What to do if a court issues a gag order
If a court issues a gag order in a case you are covering, the first thing you should do is obtain a copy. If it is a written order, the court clerk should be able to provide a copy. If not, you may have to pay to have the court stenographer transcribe the judge’s oral directive.
Find out who the order gags and what restrictions it places on the gagged individuals. What is the judge’s justification for issuing the gag? Nuances in the language of the order may greatly affect whether it will be upheld on appeal.
If your sources have been gagged, you will need advice on whether you can challenge the order or whether the person directly affected by it must bring the challenge.
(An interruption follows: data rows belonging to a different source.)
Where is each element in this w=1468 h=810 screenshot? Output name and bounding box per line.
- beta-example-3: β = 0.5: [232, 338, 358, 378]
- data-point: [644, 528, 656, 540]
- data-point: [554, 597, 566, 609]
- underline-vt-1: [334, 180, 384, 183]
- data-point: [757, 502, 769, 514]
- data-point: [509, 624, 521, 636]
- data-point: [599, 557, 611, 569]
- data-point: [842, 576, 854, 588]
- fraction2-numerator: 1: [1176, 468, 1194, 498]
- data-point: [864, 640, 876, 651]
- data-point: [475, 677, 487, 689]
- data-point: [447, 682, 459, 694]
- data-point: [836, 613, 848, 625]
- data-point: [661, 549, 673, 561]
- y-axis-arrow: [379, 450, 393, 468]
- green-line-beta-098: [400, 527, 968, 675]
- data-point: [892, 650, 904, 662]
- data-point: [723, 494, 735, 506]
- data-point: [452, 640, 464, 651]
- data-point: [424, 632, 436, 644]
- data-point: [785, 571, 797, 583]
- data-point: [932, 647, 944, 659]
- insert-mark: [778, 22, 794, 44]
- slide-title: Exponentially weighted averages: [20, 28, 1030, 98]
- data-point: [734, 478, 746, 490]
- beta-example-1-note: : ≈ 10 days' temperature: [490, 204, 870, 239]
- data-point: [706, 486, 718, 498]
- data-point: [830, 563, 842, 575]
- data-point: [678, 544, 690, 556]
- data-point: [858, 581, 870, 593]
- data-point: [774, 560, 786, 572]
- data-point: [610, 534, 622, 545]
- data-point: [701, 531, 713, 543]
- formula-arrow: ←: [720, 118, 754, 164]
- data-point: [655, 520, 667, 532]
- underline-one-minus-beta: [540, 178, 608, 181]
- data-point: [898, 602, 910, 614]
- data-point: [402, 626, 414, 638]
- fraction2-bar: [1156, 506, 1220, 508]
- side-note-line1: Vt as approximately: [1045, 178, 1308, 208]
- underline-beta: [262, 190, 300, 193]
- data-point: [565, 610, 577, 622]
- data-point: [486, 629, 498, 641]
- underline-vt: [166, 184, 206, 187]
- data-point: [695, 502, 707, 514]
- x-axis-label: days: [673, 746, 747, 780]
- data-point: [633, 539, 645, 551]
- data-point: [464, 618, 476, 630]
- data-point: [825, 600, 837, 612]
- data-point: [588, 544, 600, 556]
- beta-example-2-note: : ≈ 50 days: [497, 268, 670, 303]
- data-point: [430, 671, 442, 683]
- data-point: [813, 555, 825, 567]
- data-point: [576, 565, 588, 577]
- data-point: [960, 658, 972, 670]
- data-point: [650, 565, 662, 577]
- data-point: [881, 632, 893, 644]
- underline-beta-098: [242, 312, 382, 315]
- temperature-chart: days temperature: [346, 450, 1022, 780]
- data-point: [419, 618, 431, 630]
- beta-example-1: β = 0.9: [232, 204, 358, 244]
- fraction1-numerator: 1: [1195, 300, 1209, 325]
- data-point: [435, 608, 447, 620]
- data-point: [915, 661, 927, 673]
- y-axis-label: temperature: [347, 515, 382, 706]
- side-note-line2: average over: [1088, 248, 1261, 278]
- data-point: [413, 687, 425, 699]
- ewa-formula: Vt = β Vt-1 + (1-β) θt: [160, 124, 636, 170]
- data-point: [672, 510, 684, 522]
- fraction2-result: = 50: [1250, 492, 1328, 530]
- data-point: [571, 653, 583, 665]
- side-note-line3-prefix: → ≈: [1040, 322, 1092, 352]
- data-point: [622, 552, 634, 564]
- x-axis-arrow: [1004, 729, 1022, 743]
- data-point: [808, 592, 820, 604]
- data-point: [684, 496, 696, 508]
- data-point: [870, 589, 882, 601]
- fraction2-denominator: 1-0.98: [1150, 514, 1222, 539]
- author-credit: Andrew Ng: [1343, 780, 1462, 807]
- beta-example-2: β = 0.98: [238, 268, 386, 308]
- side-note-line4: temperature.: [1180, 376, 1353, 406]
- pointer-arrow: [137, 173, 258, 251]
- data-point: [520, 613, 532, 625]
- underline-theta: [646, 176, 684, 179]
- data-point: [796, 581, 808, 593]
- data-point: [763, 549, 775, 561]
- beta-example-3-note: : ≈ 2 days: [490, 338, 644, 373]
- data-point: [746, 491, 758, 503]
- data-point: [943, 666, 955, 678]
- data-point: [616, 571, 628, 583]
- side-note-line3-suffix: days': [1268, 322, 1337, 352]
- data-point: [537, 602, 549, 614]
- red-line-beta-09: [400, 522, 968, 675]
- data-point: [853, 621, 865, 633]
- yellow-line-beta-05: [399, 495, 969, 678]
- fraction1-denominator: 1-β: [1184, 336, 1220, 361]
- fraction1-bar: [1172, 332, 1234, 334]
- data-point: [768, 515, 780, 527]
Here, too, you will need the help of legal counsel.
In some cases, a judge will lift or modify a gag order when told of the constitutional problems it poses. But a formal appeal may be necessary to protect your ability to cover a court case.
1. Gag orders also may refer generally to prior restraint orders that prohibit the press from publishing certain information. See Chapter 5: Prior Restraints.
2. See e.g., Montana ex rel Missoulian v. Montana Twenty-First Judicial Court, 933 P.2d 829 (Mont. 1997) (holding that a trial court violated the federal and state constitutions by gagging trial participants and sealing documents without making factual findings that such restrictions were necessary to protect the defendant’s fair trial rights).
3. Davenport v. Garcia, 834 S.W.2d 4 (Tex. 1992).
4. See e.g., Jones v. Clinton, No. LR-C-94-290 (E.D. Ark. order issued Oct. 27, 1997) (restraining litigants and counsel from discussing the timing and substance of discovery and identifying persons from whom discovery is sought); United States v. McVeigh, 964 F. Supp. 313 (D.Colo. 1997) (upholding trial court order restricting access and prohibiting all out-of-court comments by trial participants).
5. United States v. Brown, 218 F.3d 415 (5th Cir. 2000).
6. Id. at 423.
7. In re Hearst Newspapers Partnership, L.P., 241 S.W.3d 190, 36 Media L. Rep. 1297 (2007)
8. State v. Neulander, 801 A.2d 255 (N.J. 2002), cert. denied Philadelphia Newspapers, Inc. v. New Jersey, 123 S.Ct. 1281 (2003).
9. United States v. Cleveland, 128 F.3d 267 (5th Cir. 1997), cert. denied sub nom In re: Capital City Press, 523 U.S. 1075 (1998). But see Contra Costa Newspapers, Inc. v. Superior Court, 61 Cal. App. 4th 862 (1998) (holding that a trial court cannot issue a “blanket” order prohibiting the press from contacting jurors who have been discharged from their duties).
10. See Sheppard v. Maxwell, 384 U.S. 333 (1966).
11. See United States v. Salameh, 992 F.2d 445 (2d Cir. 1993) (striking order preventing attorneys and law enforcement officials involved in World Trade Center bombing case from speaking to the media; stating that courts may impose restrictions when necessary to protect the integrity of the judicial system, but holding that the order in Salameh was not narrowly tailored).
12. See Levine v. United States Dist. Court, 764 F.2d 590 (1985), reh’g denied, 775 F.2d 1054 (9th Cir. 1985).
13. Gentile v. State Bar of Nevada, 501 U.S. 1030 (1991).
14. United States v. Scarfo, 263 F.3d 80 (3d Cir. 2001).